そこには、
久しぶりの懐かしいような光景が広がっていた。
ただの教室のはずなのに、ライトアップされたステージ。
大きいアンプ。
スタンドマイク。
ピカピカのドラムに、ベースにギター。
そこはあたしが夢見ていた憧れのバンドの世界だった。
「何ここ・・・」
あたしがそう呟くと、奥のほうにいた3人が顔を出した。
「あれ?モッチー、本当に連れてきたん?」
チャラそうな茶髪の男はいう。
「うっせぇ。当たり前だろ。バーカ。
俺は決めたら即決行動するやつだ」
「すっげぇ。さすがモッチー。
さすが俺の見込んだ先輩っすね」
背の低い、童顔の男は後輩なのかな?
ちょくちょく敬語が混じる。
「あ?見込まれてやったんだよ」
「げ。
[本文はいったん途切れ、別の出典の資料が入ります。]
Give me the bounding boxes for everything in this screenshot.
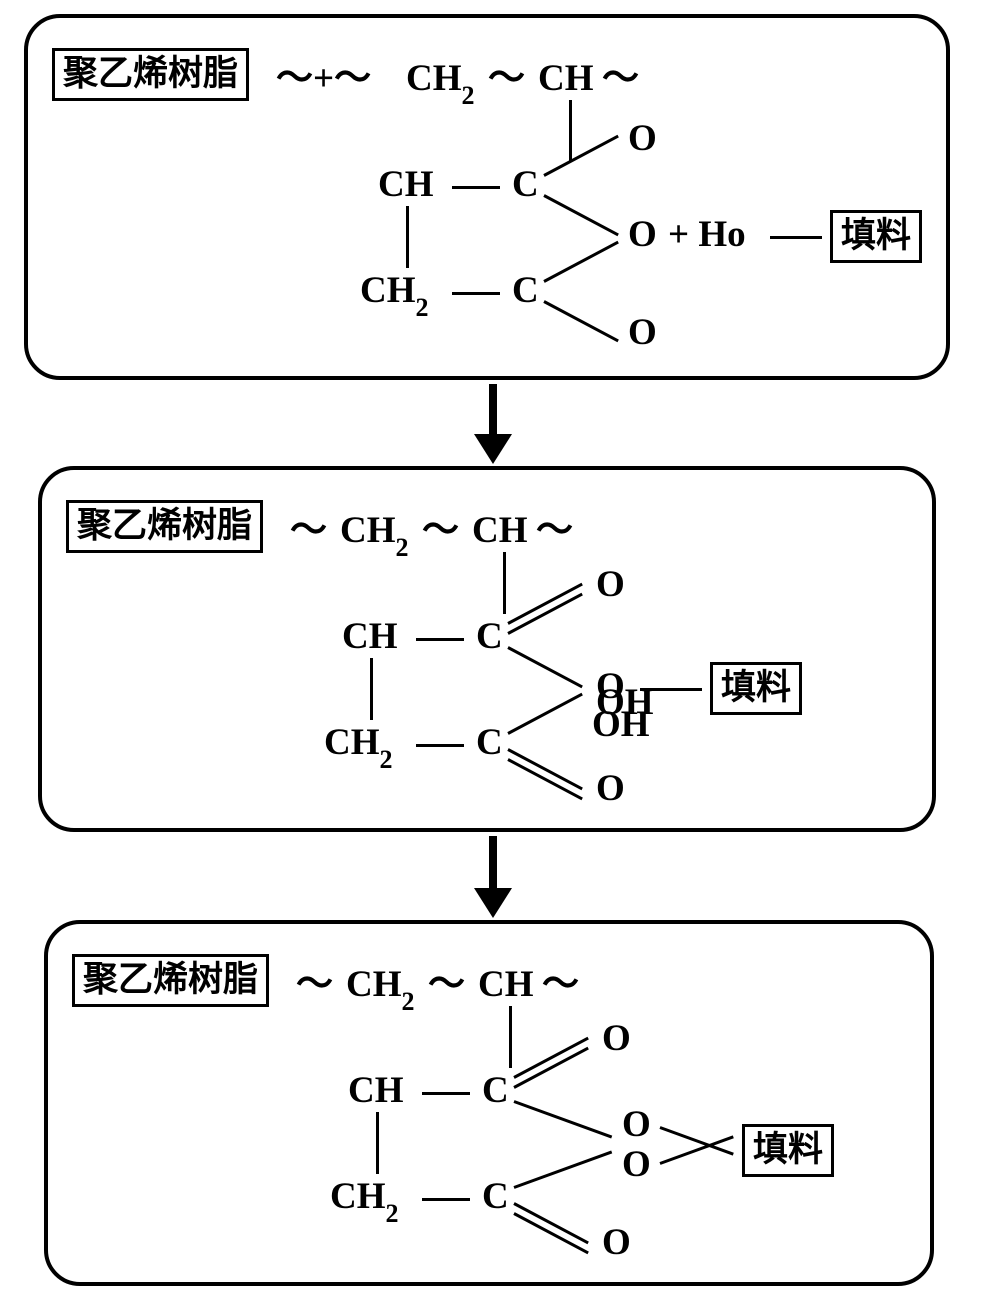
ch-mid-2: CH bbox=[342, 618, 398, 655]
c-top-2: C bbox=[476, 618, 503, 655]
ch2-bot-2: CH2 bbox=[324, 724, 393, 767]
ch2-top-1: CH2 bbox=[406, 60, 475, 103]
filler-label-3: 填料 bbox=[742, 1124, 834, 1177]
ch-top-1: CH bbox=[538, 60, 594, 97]
c-bot-1: C bbox=[512, 272, 539, 309]
hbond-1c bbox=[770, 236, 822, 239]
vbond-2a bbox=[503, 552, 506, 614]
diag-2a bbox=[507, 583, 583, 625]
c-bot-3: C bbox=[482, 1178, 509, 1215]
diag-2a2 bbox=[507, 593, 583, 635]
ch-mid-3: CH bbox=[348, 1072, 404, 1109]
arrow-2 bbox=[468, 836, 518, 918]
diag-2c bbox=[507, 693, 583, 735]
diag-1d bbox=[543, 300, 619, 342]
ch-top-3: CH bbox=[478, 966, 534, 1003]
hbond-3a bbox=[422, 1092, 470, 1095]
resin-label-1: 聚乙烯树脂 bbox=[52, 48, 249, 101]
diag-1a bbox=[543, 135, 619, 177]
o-top-1: O bbox=[628, 120, 657, 157]
ch2-top-2: CH2 bbox=[340, 512, 409, 555]
diag-3a2 bbox=[513, 1047, 589, 1089]
vbond-3b bbox=[376, 1112, 379, 1174]
ch2-bot-3: CH2 bbox=[330, 1178, 399, 1221]
vbond-1b bbox=[406, 206, 409, 268]
o-mid-up-3: O bbox=[622, 1106, 651, 1143]
ch2-top-3: CH2 bbox=[346, 966, 415, 1009]
diag-1c bbox=[543, 241, 619, 283]
tilde-3c: ～ bbox=[542, 966, 579, 1003]
c-bot-2: C bbox=[476, 724, 503, 761]
o-bot-1: O bbox=[628, 314, 657, 351]
diag-3d2 bbox=[513, 1212, 589, 1254]
tilde-2b: ～ bbox=[422, 512, 459, 549]
diag-3b bbox=[513, 1100, 612, 1138]
ch-mid-1: CH bbox=[378, 166, 434, 203]
plus-ho-1: + Ho bbox=[668, 216, 746, 253]
diag-2d bbox=[507, 748, 583, 790]
hbond-1b bbox=[452, 292, 500, 295]
diag-2d2 bbox=[507, 758, 583, 800]
hbond-1a bbox=[452, 186, 500, 189]
resin-label-3: 聚乙烯树脂 bbox=[72, 954, 269, 1007]
panel-3: 聚乙烯树脂 ～ CH2 ～ CH ～ CH C O O CH2 C O O 填料 bbox=[44, 920, 934, 1286]
tilde-1a: ～ bbox=[488, 60, 525, 97]
panel-1: 聚乙烯树脂 ～+～ CH2 ～ CH ～ CH C O O CH2 C O + … bbox=[24, 14, 950, 380]
filler-label-1: 填料 bbox=[830, 210, 922, 263]
tilde-2a: ～ bbox=[290, 512, 327, 549]
ch2-bot-1: CH2 bbox=[360, 272, 429, 315]
o-top-3: O bbox=[602, 1020, 631, 1057]
c-top-1: C bbox=[512, 166, 539, 203]
vbond-1a bbox=[569, 100, 572, 162]
hbond-2b bbox=[416, 744, 464, 747]
o-bot-3: O bbox=[602, 1224, 631, 1261]
diag-2b bbox=[507, 646, 583, 688]
vbond-3a bbox=[509, 1006, 512, 1068]
diag-3d bbox=[513, 1202, 589, 1244]
tilde-3b: ～ bbox=[428, 966, 465, 1003]
arrow-1 bbox=[468, 384, 518, 464]
ch-top-2: CH bbox=[472, 512, 528, 549]
c-top-3: C bbox=[482, 1072, 509, 1109]
hbond-3b bbox=[422, 1198, 470, 1201]
panel-2: 聚乙烯树脂 ～ CH2 ～ CH ～ CH C O O 填料 CH2 C OH … bbox=[38, 466, 936, 832]
vbond-2b bbox=[370, 658, 373, 720]
tilde-plus-1: ～+～ bbox=[276, 60, 371, 97]
diag-3a bbox=[513, 1037, 589, 1079]
oh-2b: OH bbox=[592, 706, 650, 743]
o-mid-1: O bbox=[628, 216, 657, 253]
filler-label-2: 填料 bbox=[710, 662, 802, 715]
tilde-1b: ～ bbox=[602, 60, 639, 97]
o-bot-2: O bbox=[596, 770, 625, 807]
resin-label-2: 聚乙烯树脂 bbox=[66, 500, 263, 553]
diag-1b bbox=[543, 194, 619, 236]
o-top-2: O bbox=[596, 566, 625, 603]
tilde-2c: ～ bbox=[536, 512, 573, 549]
tilde-3a: ～ bbox=[296, 966, 333, 1003]
hbond-2a bbox=[416, 638, 464, 641]
diag-3c bbox=[513, 1151, 612, 1189]
o-mid-down-3: O bbox=[622, 1146, 651, 1183]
本当に連れてきたのかよ。
普通の女子高生をこんな場所に?
マジで教えなきゃよかったわ」
あれ?
この男・・・。
うちの制服着てるよ?
誰だっけ?こいつ・・・。
てか、この人は学校サボってこんなとこにいんの?
「なんだよ。亜貴。今さら言っても遅ぇよ」
「ちょっと、ちょっと、勝手に話進めないでよ。
どういうことか説明して。
なんであたしはこんなとこにいるの?」
あたしはそこで口を挟んだ。
このままじゃ、
このむさ苦しい雰囲気に負けそうだったから。